Camille Pissarro - goose-girl. |
Na fazenda havia muitos patos. As patas sumiam, iam fazer seus ninhos numa ilha lá em cima. Quando os patinhos nasciam, elas desciam o rio à frente de suas pequenas esquadrilhas amarelas e aportavam gloriosas no terreiro da fazenda. Apareceu uma romã de-vez com sinal de mordida de criança. Um menino foi acusado. Negou. A prima já moça pegou a romã, meteu na boca do menino, disse que os sinais dos dentes coincidiam. O menino continuou negando, fez má-criação, foi preso na despensa. Ficou chorando, batendo na porta como um desesperado para que o tirassem daquele lugar escuro. Ninguém o tirava. Então começou, em um acesso de raiva, a derrubar no chão sacos de milho e arroz. Estranharam que ele não estivesse mais batendo, e abriram a porta. Escapou com a violência de uma fera acuada que empreende uma surtida.
As primas da roça passavam no meio da boiada sem medo nenhum, mas os meninos da cidade ficavam olhando a cara dos bois e achavam que os bois estavam olhando para eles com más intenções. A linguagem crua das moças da roça sobre a reprodução dos animais os assustava.
Na outra fazenda havia um córrego perdido entre margens fofas de capim crescido. O menino foi tomar banho, voltou com cinco sanguessugas pegadas no corpo. Havia um carpinteiro chamado “seu” Roque e uma grande mó de pedra no moinho de fubá onde a água passava chorando. Quando pararam o moinho, veio um silêncio pesado e grosso dos morros em volta e caiu sobre todas as coisas.
Gosto lento de descascar cana e chupar cana. A garapa escorrendo grossa de uma bica de lata da engenhoca. O café secando no terreiro de terra batida. Mulheres de panos na cabeça trabalhando na roça. O homem doente deitado gemendo no paiol de milho. Havia um pari, onde se ia toda manhã bem cedo pisar as pedras limosas na água tão fria, apanhar peixes.
A estrada onde se ia a cavalo, a estrada úmida aberta de pouco no seio escuro da mata. A lembrança do primo que caiu do cavalo, foi arrastado com um pé preso no estribo mexicano, a cabeça se arrebentando nas pedras.
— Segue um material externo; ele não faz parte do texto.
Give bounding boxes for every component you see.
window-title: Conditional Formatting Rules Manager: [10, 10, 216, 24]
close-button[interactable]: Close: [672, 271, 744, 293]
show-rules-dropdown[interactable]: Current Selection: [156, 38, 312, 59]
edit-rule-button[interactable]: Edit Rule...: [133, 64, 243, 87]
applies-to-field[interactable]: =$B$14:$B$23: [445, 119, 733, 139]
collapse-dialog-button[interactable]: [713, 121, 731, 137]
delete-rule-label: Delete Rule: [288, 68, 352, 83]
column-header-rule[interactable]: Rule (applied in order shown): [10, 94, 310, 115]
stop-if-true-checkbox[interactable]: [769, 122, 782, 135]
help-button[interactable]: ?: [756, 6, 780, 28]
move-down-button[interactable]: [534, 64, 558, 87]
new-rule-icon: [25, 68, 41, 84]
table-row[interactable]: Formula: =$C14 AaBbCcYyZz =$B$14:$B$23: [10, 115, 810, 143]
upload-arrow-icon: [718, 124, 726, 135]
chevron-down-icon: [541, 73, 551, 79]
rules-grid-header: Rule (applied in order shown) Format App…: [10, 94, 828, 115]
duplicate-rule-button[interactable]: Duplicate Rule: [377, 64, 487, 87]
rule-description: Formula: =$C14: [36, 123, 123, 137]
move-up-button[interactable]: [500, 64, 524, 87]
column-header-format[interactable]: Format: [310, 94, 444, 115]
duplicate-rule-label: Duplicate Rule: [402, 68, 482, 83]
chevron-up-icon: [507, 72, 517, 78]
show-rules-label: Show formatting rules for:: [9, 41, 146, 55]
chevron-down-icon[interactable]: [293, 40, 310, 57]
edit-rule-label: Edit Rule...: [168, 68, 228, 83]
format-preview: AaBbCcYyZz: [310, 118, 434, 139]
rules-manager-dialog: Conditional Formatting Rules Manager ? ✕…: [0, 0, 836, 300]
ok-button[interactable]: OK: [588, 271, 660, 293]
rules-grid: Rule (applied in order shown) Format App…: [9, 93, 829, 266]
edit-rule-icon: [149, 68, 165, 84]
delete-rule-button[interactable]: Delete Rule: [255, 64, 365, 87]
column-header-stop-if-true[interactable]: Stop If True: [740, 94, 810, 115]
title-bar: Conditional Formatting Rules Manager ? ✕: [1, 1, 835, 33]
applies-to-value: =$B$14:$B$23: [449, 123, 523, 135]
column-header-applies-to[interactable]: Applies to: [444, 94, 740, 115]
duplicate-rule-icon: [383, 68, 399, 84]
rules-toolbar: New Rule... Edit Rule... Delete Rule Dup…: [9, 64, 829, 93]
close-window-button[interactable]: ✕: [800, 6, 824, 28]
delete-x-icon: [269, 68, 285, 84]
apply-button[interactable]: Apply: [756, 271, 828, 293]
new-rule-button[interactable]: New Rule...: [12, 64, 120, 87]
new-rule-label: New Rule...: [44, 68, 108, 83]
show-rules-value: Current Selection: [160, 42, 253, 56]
Defronte da fazenda havia uma pedra grande, imensa, escura, onde de tarde, no verão, se ajuntavam nuvens pretas e depois relampejava e trovoava e chovia com estrondo uma chuva grossa que acabava meia hora antes da hora de o sol descer, e então os meninos saíam da varanda da fazenda e iam correr no pasto molhado.
A travessia do ribeirão no lugar fundo que não dava pé, debaixo da ponte, a água escura e grossa, o medo de morrer. O jacaré pequeno que uma roda do carro de boi pegou. Os bois atravessando o rio a nado, o menino a cavalo confiante no seu cavalo nadador. As balsas lentas, as canoas escuras e compridas, pássaros tontos batendo com o peito na parede e morrendo, gaviões súbitos carregando pintos, a história da onça que veio até o porão.
E subir morro e descer morro com espingarda na mão, e a cobra vista de repente e os mosquitos de tarde e o bambual na beira do rio com rolinhas ciscando. Os bois curados com creolina, as vacas mugindo longe dos bezerros, o leite quentinho bebido de manhã, a terra vermelha dos barrancos, a terra preta onde se cava minhoca, a tempestade no milharal, o calor e a tonteira da primeira cachaça, e os pecados cometidos atrás do morro com tanta inocência animal.
E, de repente, uma paixão.
Rio, junho, 1958.
— Rubem Braga, no livro “Ai de ti, Copacabana”. Rio de Janeiro: Record, 2010.